Completely banning USB devices is rarely practical. Instead, make them manageable.

Simple controls to implement:

  • Scan every device before use
  • Use dedicated engineering USB drives
  • Restrict unauthorised removable media
  • Maintain usage logs
  • Train personnel on safe practices

The objective isn't to stop maintenance — it's to make maintenance secure.

Lessons from the Floor: Practical controls outperform unrealistic policies.

Lesson 5: The Most Important Security Device Is the Person Using the Keyboard

Technology cannot compensate for poor security habits.

Operators, technicians, engineers, contractors, and vendors interact with control systems every day. Their decisions directly affect cybersecurity.

Regular awareness sessions should cover:

  • Phishing
  • Password hygiene
  • USB security
  • Remote access
  • Social engineering
  • Incident reporting

Keep training practical and relevant. Engineers don't need generic office cybersecurity — they need industrial examples they recognise.

A strong security culture develops through consistent conversations, not annual presentations.

Lessons from the Floor: Every employee is part of the plant's cybersecurity architecture.
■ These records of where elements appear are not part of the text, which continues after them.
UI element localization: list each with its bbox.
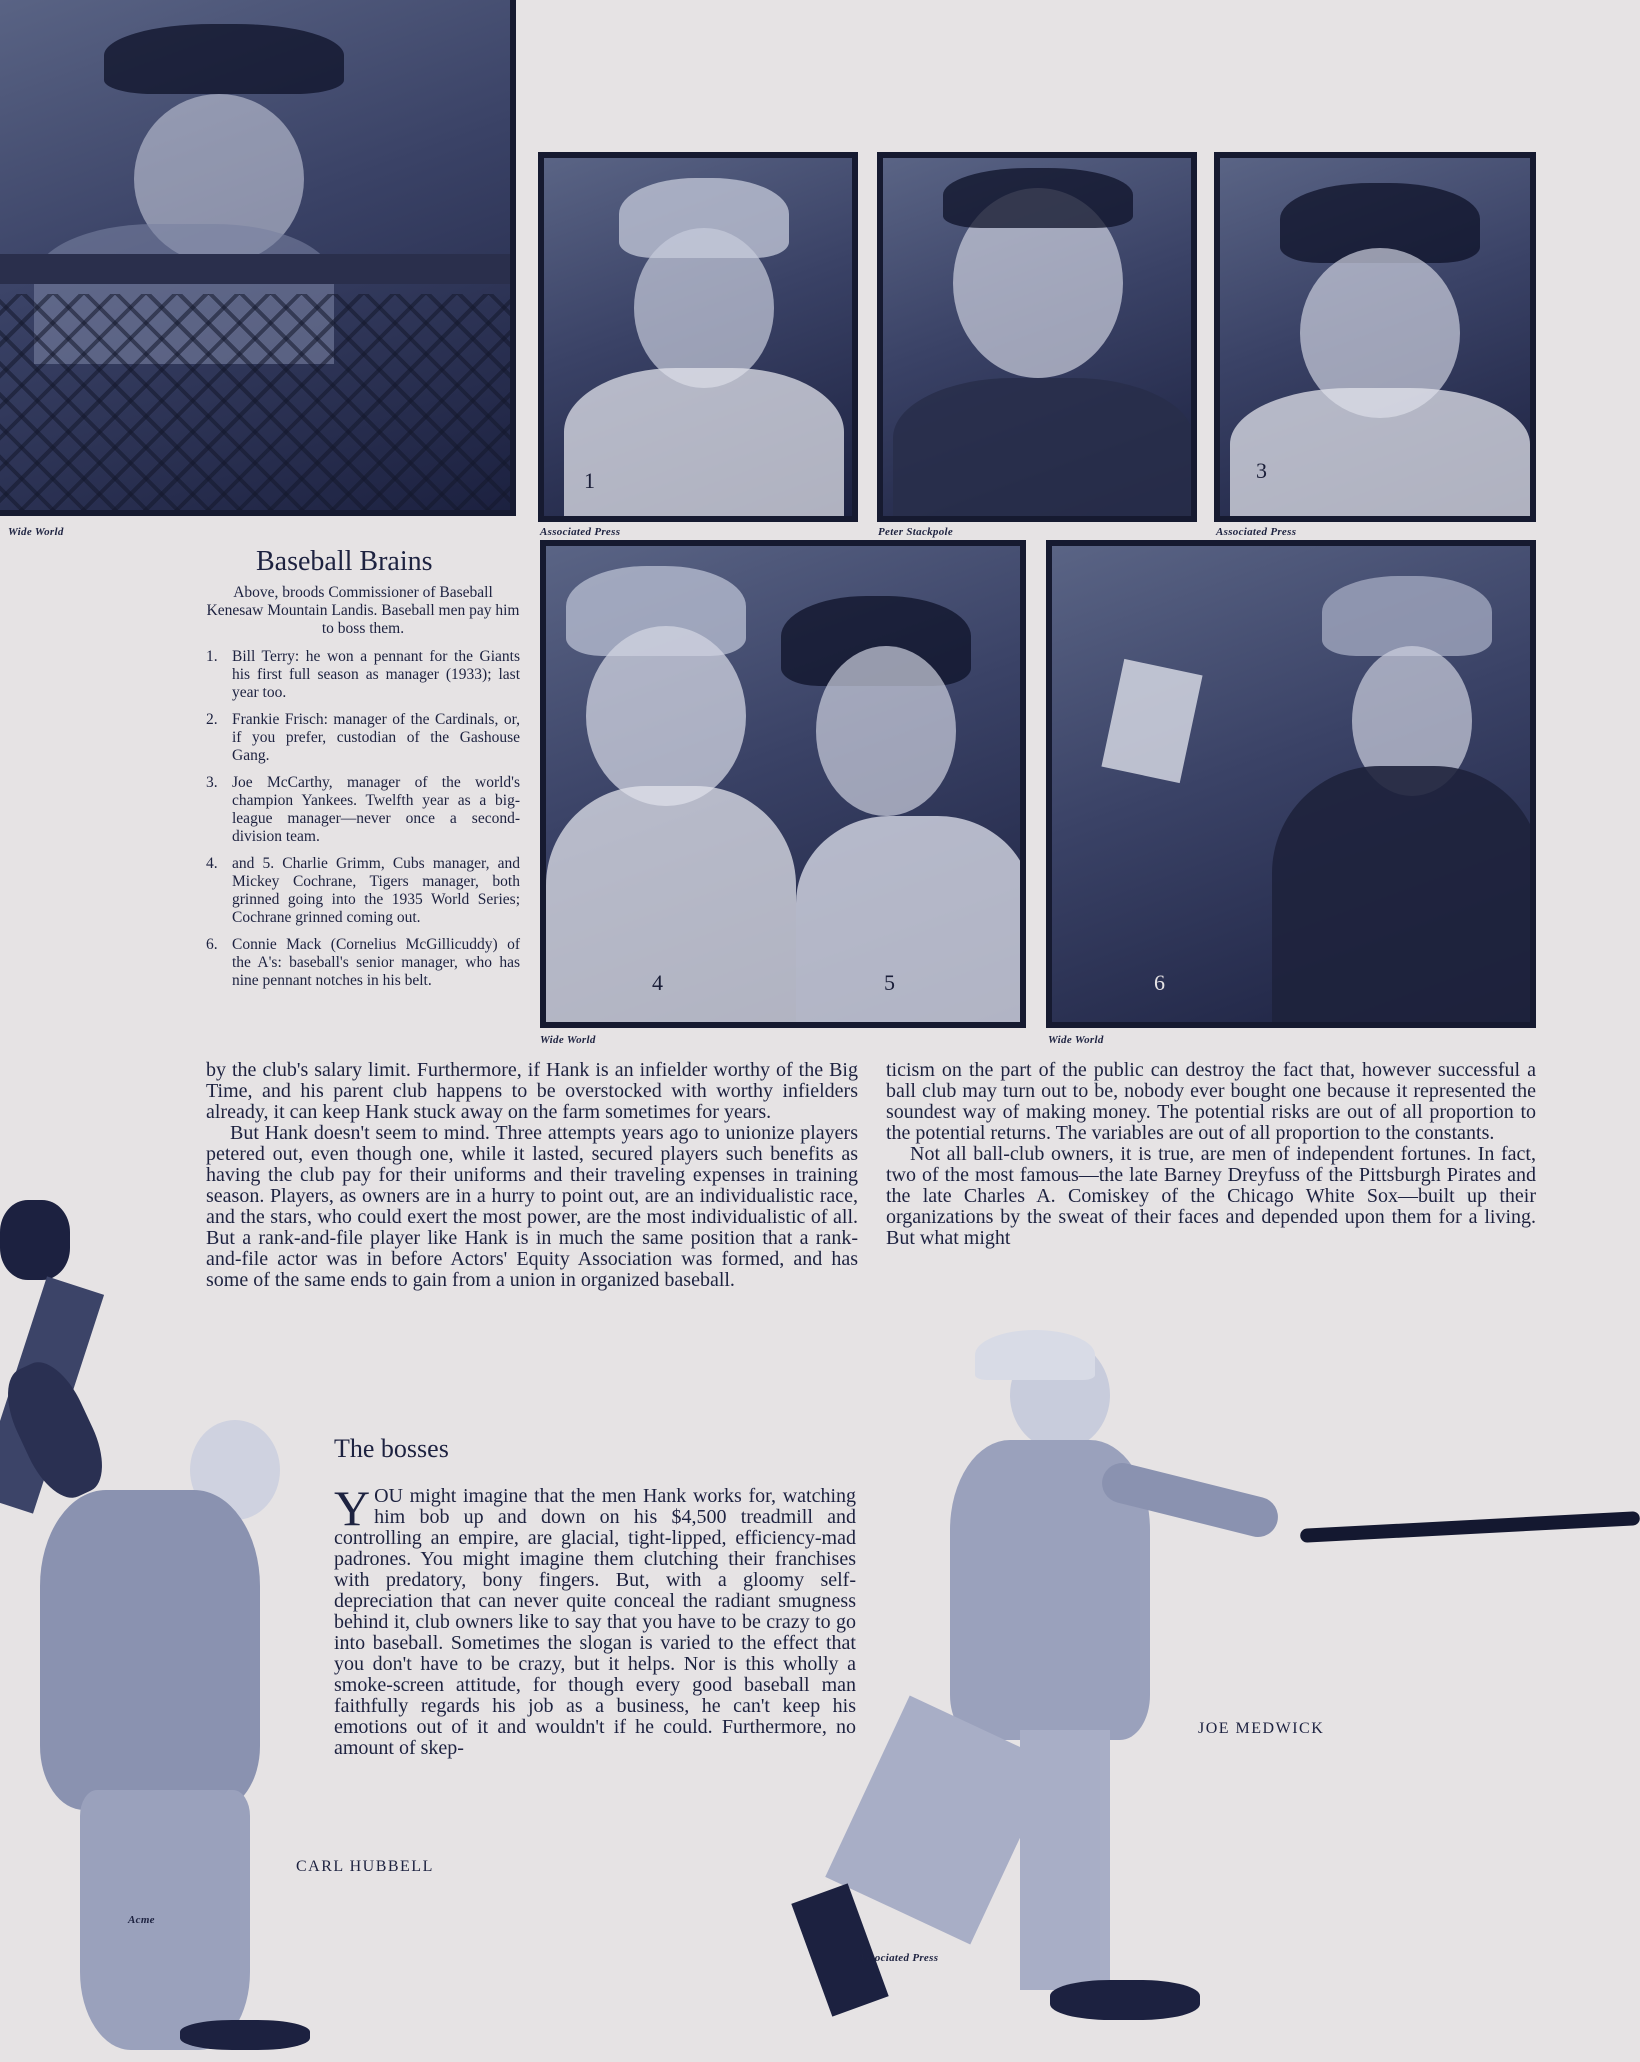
player-name-medwick: JOE MEDWICK bbox=[1198, 1720, 1325, 1737]
photo-credit-hubbell: Acme bbox=[128, 1914, 155, 1926]
photo-credit-medwick: Associated Press bbox=[858, 1952, 939, 1964]
caption-item: 2. Frankie Frisch: manager of the Cardinals, or, if you prefer, custodian of the Gashouse Gang. bbox=[206, 711, 520, 764]
photo-credit-terry: Associated Press bbox=[540, 526, 621, 538]
photo-grimm-cochrane bbox=[540, 540, 1026, 1028]
caption-item: 1. Bill Terry: he won a pennant for the Giants his first full season as manager (1933); last year too. bbox=[206, 648, 520, 701]
drop-cap: Y bbox=[334, 1480, 371, 1536]
sidebar-title: Baseball Brains bbox=[256, 546, 433, 577]
section-heading: The bosses bbox=[334, 1434, 449, 1463]
photo-credit-landis: Wide World bbox=[8, 526, 64, 538]
body-paragraph: Not all ball-club owners, it is true, are men of independent fortunes. In fact, two of the most famous—the late Barney Dreyfuss of the Pittsburgh Pirates and the late Charles A. Comiskey of the Chicago White Sox—built up their organizations by the sweat of their faces and depended upon them for a living. But what might bbox=[886, 1143, 1536, 1249]
photo-credit-mccarthy: Associated Press bbox=[1216, 526, 1297, 538]
photo-credit-frisch: Peter Stackpole bbox=[878, 526, 954, 538]
photo-mack bbox=[1046, 540, 1536, 1028]
player-name-hubbell: CARL HUBBELL bbox=[296, 1858, 434, 1875]
photo-frisch bbox=[877, 152, 1197, 522]
photo-mccarthy bbox=[1214, 152, 1536, 522]
caption-item: 4. and 5. Charlie Grimm, Cubs manager, and Mickey Cochrane, Tigers manager, both grinned going into the 1935 World Series; Cochrane grinned coming out. bbox=[206, 855, 520, 926]
bosses-text: OU might imagine that the men Hank works for, watching him bob up and down on his $4,500 treadmill and controlling an empire, are glacial, tight-lipped, efficiency-mad padrones. You might imagine them clutching their franchises with predatory, bony fingers. But, with a gloomy self-depreciation that can never quite conceal the radiant smugness behind it, club owners like to say that you have to be crazy to go into baseball. Sometimes the slogan is varied to the effect that you don't have to be crazy, but it helps. Nor is this wholly a smoke-screen attitude, for though every good baseball man faithfully regards his job as a business, he can't keep his emotions out of it and wouldn't if he could. Furthermore, no amount of skep- bbox=[334, 1485, 856, 1759]
body-paragraph: But Hank doesn't seem to mind. Three attempts years ago to unionize players petered out, even though one, while it lasted, secured players such benefits as having the club pay for their uniforms and their traveling expenses in training season. Players, as owners are in a hurry to point out, are an individualistic race, and the stars, who could exert the most power, are the most individualistic of all. But a rank-and-file player like Hank is in much the same position that a rank-and-file actor was in before Actors' Equity Association was formed, and has some of the same ends to gain from a union in organized baseball. bbox=[206, 1122, 858, 1291]
photo-number-6: 6 bbox=[1154, 970, 1165, 995]
photo-landis bbox=[0, 0, 516, 516]
photo-terry bbox=[538, 152, 858, 522]
caption-item: 3. Joe McCarthy, manager of the world's champion Yankees. Twelfth year as a big-league manager—never once a second-division team. bbox=[206, 774, 520, 845]
photo-credit-mack: Wide World bbox=[1048, 1034, 1104, 1046]
photo-number-3: 3 bbox=[1256, 458, 1267, 483]
photo-number-4: 4 bbox=[652, 970, 663, 995]
body-paragraph: ticism on the part of the public can destroy the fact that, however successful a ball club may turn out to be, nobody ever bought one because it represented the soundest way of making money. The potential risks are out of all proportion to the potential returns. The variables are out of all proportion to the constants. bbox=[886, 1059, 1536, 1144]
caption-list bbox=[206, 648, 520, 999]
caption-item: 6. Connie Mack (Cornelius McGillicuddy) of the A's: baseball's senior manager, who has nine pennant notches in his belt. bbox=[206, 936, 520, 989]
sidebar-intro: Above, broods Commissioner of Baseball Kenesaw Mountain Landis. Baseball men pay him to boss them. bbox=[206, 584, 520, 637]
photo-number-5: 5 bbox=[884, 970, 895, 995]
photo-credit-grimm-cochrane: Wide World bbox=[540, 1034, 596, 1046]
photo-hubbell bbox=[0, 1190, 320, 2062]
body-paragraph: by the club's salary limit. Furthermore, if Hank is an infielder worthy of the Big Time, and his parent club happens to be overstocked with worthy infielders already, it can keep Hank stuck away on the farm sometimes for years. bbox=[206, 1059, 858, 1123]
photo-number-1: 1 bbox=[584, 468, 595, 493]
body-column-right bbox=[886, 1060, 1536, 1249]
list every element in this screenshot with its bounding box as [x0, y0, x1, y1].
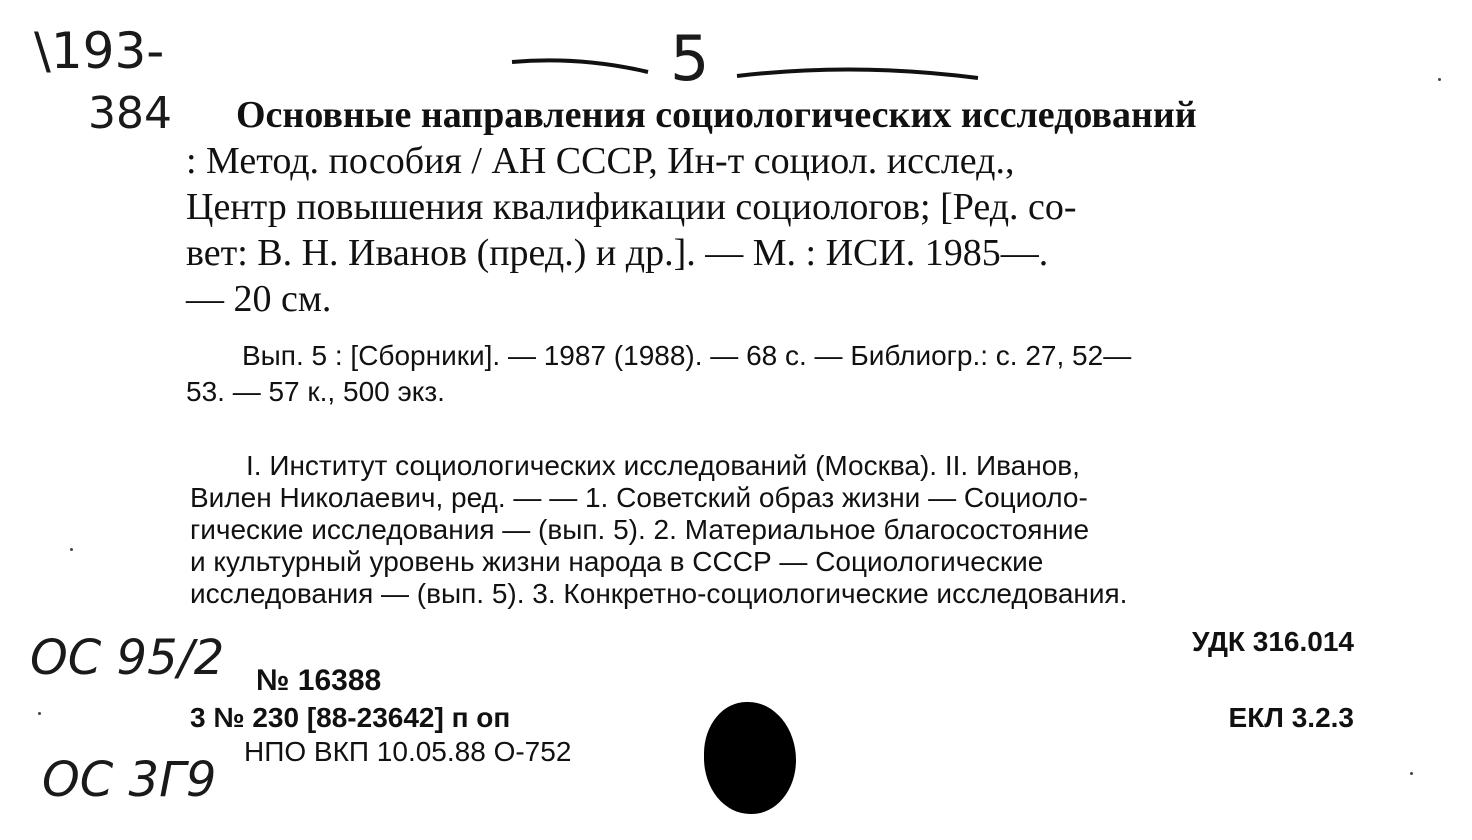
speck: [1438, 78, 1441, 81]
subject-line: I. Институт социологических исследований (Москва). II. Иванов,: [246, 450, 1080, 481]
udk-code: УДК 316.014: [1191, 626, 1354, 657]
entry-line: Центр повышения квалификации социологов; [Ред. со-: [186, 186, 1077, 228]
punch-hole: [704, 702, 796, 814]
issue-description: [186, 338, 1326, 410]
subject-line: и культурный уровень жизни народа в СССР — Социологические: [190, 546, 1044, 577]
entry-title: Основные направления социологических исследований: [236, 94, 1197, 136]
handwritten-shelf-mark: \193-: [34, 22, 165, 80]
subject-line: Вилен Николаевич, ред. — — 1. Советский образ жизни — Социоло-: [190, 482, 1088, 513]
handwritten-note-1: OC 95/2: [30, 630, 225, 686]
subject-line: гические исследования — (вып. 5). 2. Материальное благосостояние: [190, 514, 1090, 545]
registration-number: № 16388: [256, 664, 382, 697]
printer-line: НПО ВКП 10.05.88 О-752: [244, 736, 572, 767]
entry-line: вет: В. Н. Иванов (пред.) и др.]. — М. : ИСИ. 1985—.: [186, 232, 1049, 274]
issue-line: Вып. 5 : [Сборники]. — 1987 (1988). — 68 с. — Библиогр.: с. 27, 52—: [242, 340, 1132, 371]
subject-line: исследования — (вып. 5). 3. Конкретно-социологические исследования.: [190, 578, 1128, 609]
handwritten-dash-right: [735, 62, 980, 84]
ekl-code: ЕКЛ 3.2.3: [1228, 702, 1354, 733]
handwritten-dash-left: [510, 54, 650, 76]
speck: [1410, 772, 1413, 775]
handwritten-shelf-mark-2: 384: [88, 88, 172, 139]
speck: [38, 712, 41, 715]
handwritten-issue-number: 5: [670, 22, 710, 95]
entry-line: : Метод. пособия / АН СССР, Ин-т социол. исслед.,: [186, 140, 1015, 182]
order-line: 3 № 230 [88-23642] п оп: [190, 702, 511, 733]
entry-line: — 20 см.: [186, 278, 332, 320]
subject-headings: [190, 450, 1358, 610]
issue-line: 53. — 57 к., 500 экз.: [186, 376, 445, 407]
handwritten-note-2: OC 3Г9: [42, 752, 217, 808]
speck: [70, 548, 73, 551]
main-entry: [186, 92, 1351, 322]
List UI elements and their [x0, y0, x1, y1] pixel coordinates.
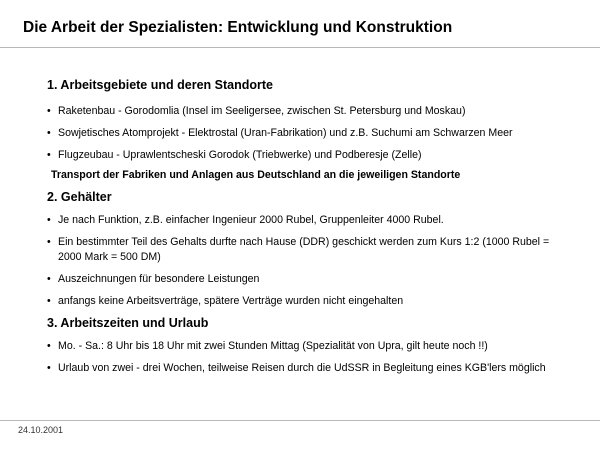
bullet-item — [47, 272, 567, 287]
bullet-dot: • — [47, 340, 51, 352]
bullet-dot: • — [47, 273, 51, 285]
bullet-text: Ein bestimmter Teil des Gehalts durfte nach Hause (DDR) geschickt werden zum Kurs 1:2 (1000 Rubel = 2000 Mark = 500 DM) — [58, 236, 550, 263]
bullet-item — [47, 126, 567, 141]
section-heading-gehaelter: 2. Gehälter — [47, 190, 112, 204]
bullet-item — [47, 361, 567, 376]
bullet-dot: • — [47, 105, 51, 117]
bullet-item — [47, 339, 567, 354]
bullet-dot: • — [47, 236, 51, 248]
bullet-text: Mo. - Sa.: 8 Uhr bis 18 Uhr mit zwei Stunden Mittag (Spezialität von Upra, gilt heute noch !!) — [58, 340, 488, 352]
bullet-text: Auszeichnungen für besondere Leistungen — [58, 273, 260, 285]
bullet-text: Sowjetisches Atomprojekt - Elektrostal (Uran-Fabrikation) und z.B. Suchumi am Schwarzen Meer — [58, 127, 513, 139]
footer-date: 24.10.2001 — [18, 425, 64, 435]
section-heading-arbeitsgebiete: 1. Arbeitsgebiete und deren Standorte — [47, 78, 273, 92]
bullet-dot: • — [47, 127, 51, 139]
footer-divider — [0, 420, 600, 421]
bullet-item — [47, 104, 567, 119]
title-divider — [0, 47, 600, 48]
bullet-dot: • — [47, 362, 51, 374]
bullet-item — [47, 235, 567, 265]
bullet-item — [47, 294, 567, 309]
transport-note: Transport der Fabriken und Anlagen aus Deutschland an die jeweiligen Standorte — [51, 169, 461, 181]
bullet-dot: • — [47, 214, 51, 226]
slide-title: Die Arbeit der Spezialisten: Entwicklung und Konstruktion — [23, 19, 453, 36]
bullet-text: Flugzeubau - Uprawlentscheski Gorodok (Triebwerke) und Podberesje (Zelle) — [58, 149, 422, 161]
bullet-item — [47, 213, 567, 228]
bullet-dot: • — [47, 295, 51, 307]
bullet-text: Raketenbau - Gorodomlia (Insel im Seeligersee, zwischen St. Petersburg und Moskau) — [58, 105, 466, 117]
bullet-text: Urlaub von zwei - drei Wochen, teilweise Reisen durch die UdSSR in Begleitung eines KGB'lers möglich — [58, 362, 546, 374]
bullet-text: anfangs keine Arbeitsverträge, spätere Verträge wurden nicht eingehalten — [58, 295, 404, 307]
section-heading-arbeitszeiten: 3. Arbeitszeiten und Urlaub — [47, 316, 209, 330]
bullet-text: Je nach Funktion, z.B. einfacher Ingenieur 2000 Rubel, Gruppenleiter 4000 Rubel. — [58, 214, 444, 226]
bullet-dot: • — [47, 149, 51, 161]
bullet-item — [47, 148, 567, 163]
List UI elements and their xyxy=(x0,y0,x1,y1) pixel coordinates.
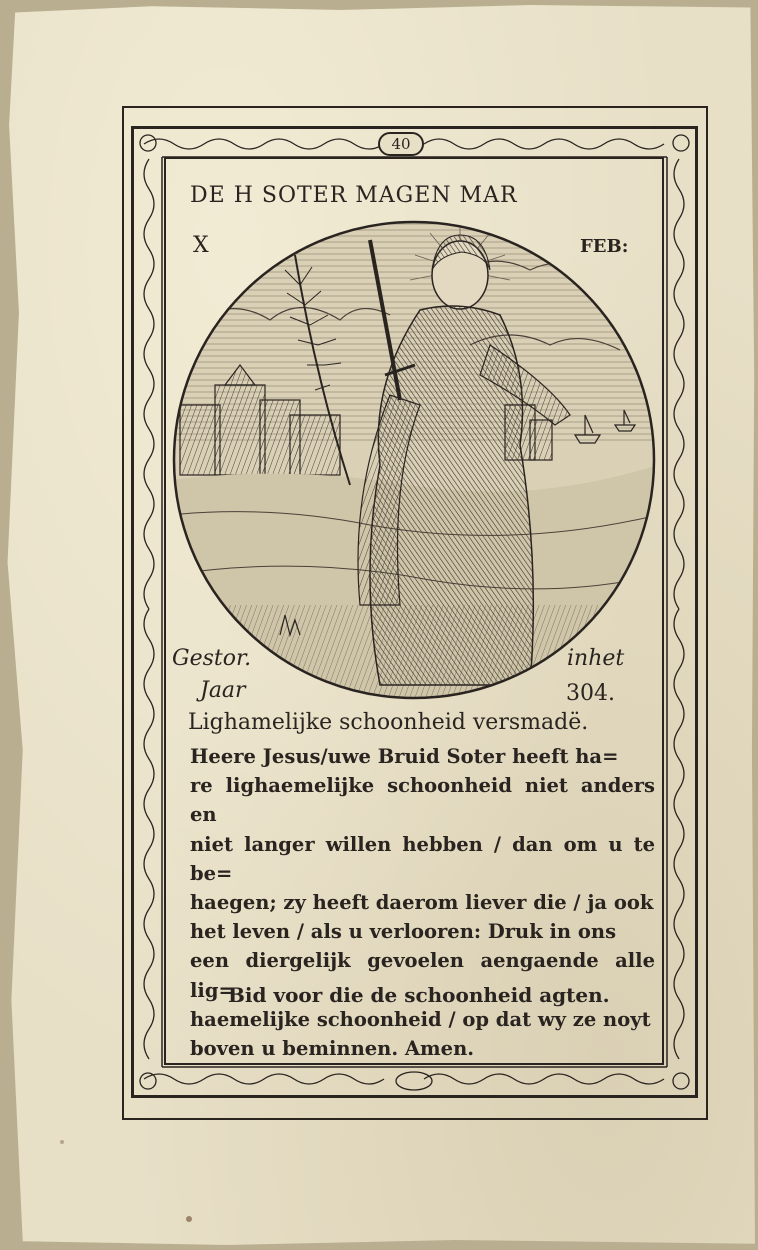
body-line: haemelijke schoonheid / op dat wy ze noyt xyxy=(190,1007,651,1031)
feast-day: X xyxy=(193,233,209,258)
body-line: Heere Jesus/uwe Bruid Soter heeft ha= xyxy=(190,745,619,768)
foxing-spot xyxy=(60,1140,64,1144)
closing-prayer: Bid voor die de schoonheid agten. xyxy=(228,983,610,1007)
body-line: het leven / als u verlooren: Druk in ons xyxy=(190,920,617,944)
body-line: re lighaemelijke schoonheid niet anders en xyxy=(190,774,655,827)
caption-in-the: inhet xyxy=(567,646,625,671)
feast-month: FEB: xyxy=(580,236,629,257)
saint-title: DE H SOTER MAGEN MAR xyxy=(190,183,518,208)
caption-year: 304. xyxy=(566,681,615,706)
saint-engraving xyxy=(170,215,658,705)
body-line: haegen; zy heeft daerom liever die / ja ook xyxy=(190,891,654,915)
body-line: boven u beminnen. Amen. xyxy=(190,1037,475,1061)
body-line: een diergelijk gevoelen aengaende alle lig= xyxy=(190,949,655,1002)
caption-year-label: Jaar xyxy=(200,678,246,703)
section-heading: Lighamelijke schoonheid versmadë. xyxy=(188,710,589,735)
caption-died: Gestor. xyxy=(172,646,252,671)
body-line: niet langer willen hebben / dan om u te be= xyxy=(190,832,655,885)
page-number: 40 xyxy=(378,132,424,156)
foxing-spot xyxy=(186,1216,192,1222)
prayer-body xyxy=(190,742,655,1063)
Lesson 6: Implement ISA/IEC 62443 One Step at a Time

Many organisations view ISA/IEC 62443 — the internationally recognised standard for industrial automation and control system security — as too large, too technical, or too difficult to implement. It doesn't have to be.

Don't begin with compliance. Begin with improvement.

Start by:

  • Building an asset inventory
  • Defining cybersecurity policies
  • Establishing backup procedures
  • Managing user accounts
  • Controlling removable media
  • Segmenting networks where practical
  • Introducing change management

Each completed step strengthens your security posture while naturally aligning with ISA/IEC 62443 principles.

Progress is far more valuable than perfection. OT cybersecurity is a journey of continuous improvement — not a project with a finish line.

Lessons from the Floor: Don't implement the entire standard at once. Implement the next practical improvement.